Так на смену социалистическим сельским руинам приходят новейшие руины — уже капиталистические.

Озадаченный круговоротом разрушений в сельской России начала XXI века Румер-Зараев констатирует: «Две тенденции ощущаются — восстановительная и разрушительная — как два поезда, идущие по параллельным путям друг другу навстречу. Но разрушительная тенденция идет с куда большей скоростью...»

Второй румеровской очерк, посвященный Шигонскому району Самарской области, живописно передает бойкость хозяйственной жизни среднего Поволжья, которая контрастирует с тоскливой обстановкой Ярославского Верхневолжья. Но и здесь созерцателю сельских руин будет на чем остановить свой взгляд.

Воспитанный в традициях советской журналистики, Румер-Зараев уделяет особое вниманию политэкономическим фигурам. Его интересует, кто контролирует хозяйственные ресурсы, то есть местные властные и экономические элиты, их связь с областным, а порой и столичным руководством. В книге мы найдем десятки историй председателей колхозов, директоров совхозов, секретарей районов, районных чиновников разных должностей, фермеров из числа главных специалистов хозяйств. Автор повествует о непростых, часто конфликтных отношениях между ними. Бывший партийный журналист хорошо чувствует трансформации повседневного мира этих Гамлетов и Лиров советско-постсоветских уездов.

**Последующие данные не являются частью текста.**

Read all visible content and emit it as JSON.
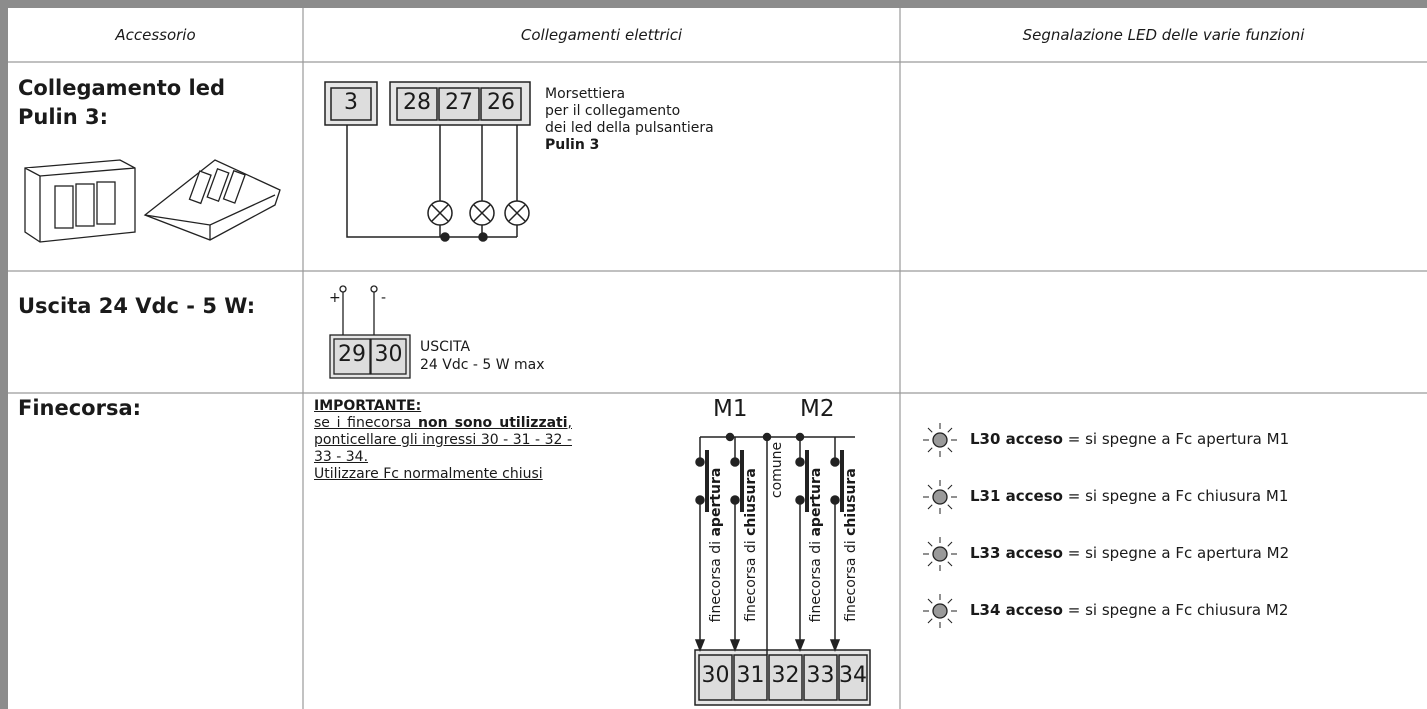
{
  "header": {
    "columns": [
      "Accessorio",
      "Collegamenti elettrici",
      "Segnalazione LED delle varie funzioni"
    ]
  },
  "rows": [
    {
      "accessory": "Collegamento led Pulin 3:",
      "terminals": [
        "3",
        "28",
        "27",
        "26"
      ],
      "description": [
        "Morsettiera",
        "per il collegamento",
        "dei led della pulsantiera",
        "Pulin 3"
      ]
    },
    {
      "accessory": "Uscita 24 Vdc - 5 W:",
      "polarity": [
        "+",
        "-"
      ],
      "terminals": [
        "29",
        "30"
      ],
      "description": [
        "USCITA",
        "24 Vdc - 5 W max"
      ]
    },
    {
      "accessory": "Finecorsa:",
      "note": {
        "title": "IMPORTANTE:",
        "text": "se i finecorsa ",
        "bold": "non sono utilizzati",
        "text_end": ", ponticellare gli ingressi 30 - 31 - 32 - 33 - 34.",
        "closing": "Utilizzare Fc normalmente chiusi"
      },
      "motors": [
        "M1",
        "M2"
      ],
      "switches": [
        {
          "prefix": "finecorsa di ",
          "kind": "apertura"
        },
        {
          "prefix": "finecorsa di ",
          "kind": "chiusura"
        },
        {
          "prefix": "finecorsa di ",
          "kind": "apertura"
        },
        {
          "prefix": "finecorsa di ",
          "kind": "chiusura"
        }
      ],
      "common": "comune",
      "terminals": [
        "30",
        "31",
        "32",
        "33",
        "34"
      ],
      "leds": [
        {
          "label": "L30 acceso",
          "text": " = si spegne a Fc apertura M1"
        },
        {
          "label": "L31 acceso",
          "text": " = si spegne a Fc chiusura M1"
        },
        {
          "label": "L33 acceso",
          "text": " = si spegne a Fc apertura M2"
        },
        {
          "label": "L34 acceso",
          "text": " = si spegne a Fc chiusura M2"
        }
      ]
    }
  ]
}
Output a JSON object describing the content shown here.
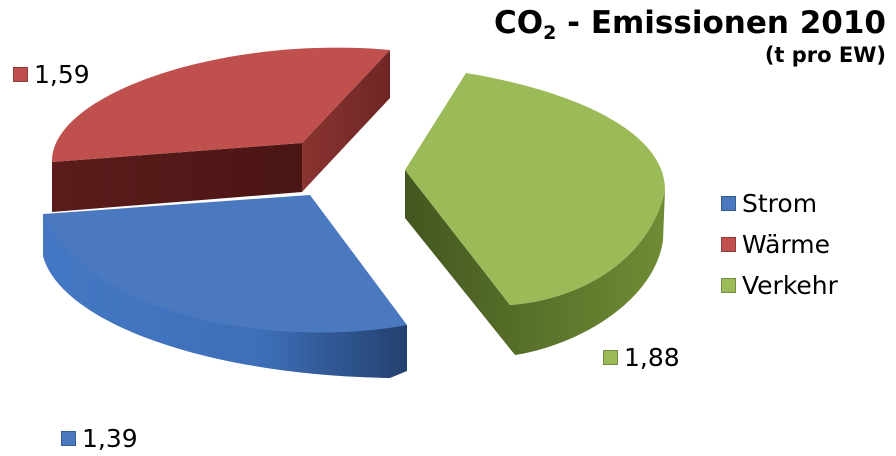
{
  "chart_data": {
    "type": "pie",
    "title": "CO",
    "title_subscript": "2",
    "title_rest": " - Emissionen 2010",
    "subtitle": "(t pro EW)",
    "categories": [
      "Strom",
      "Wärme",
      "Verkehr"
    ],
    "values": [
      1.39,
      1.59,
      1.88
    ],
    "value_labels": [
      "1,39",
      "1,59",
      "1,88"
    ],
    "colors": [
      "#4a79bf",
      "#c0504d",
      "#9bbb59"
    ],
    "legend_position": "right",
    "exploded": true,
    "three_d": true
  }
}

Неслучайно именно в своем самарском очерке Румер-Зараев погружается в историю места. Вспоминая, что здесь лежат земли, подаренные императрицей Екатериной своим фаворитам Орловым, автор отмечает: «Братья Орловы имели здесь трезвый экономический расчет. Они замахивались на одно из лучших в России имений, отдаваемых государями в зависимости от характера: кто — монастырю, кто — фавориту. Орловская вотчина включала в себя 36 сел, больше 25 тысяч крепостных и около 300 тысяч десятин (десятина — это примерно гектар) земли». Барский дом Орловых сохранился — опять же, «в руинированном состоянии». В главном здании расположился бывший сельхозтехникум, ныне колледж, в боковых флигелях поселились бездомные, чугунные ограды замусоренного парка растащены.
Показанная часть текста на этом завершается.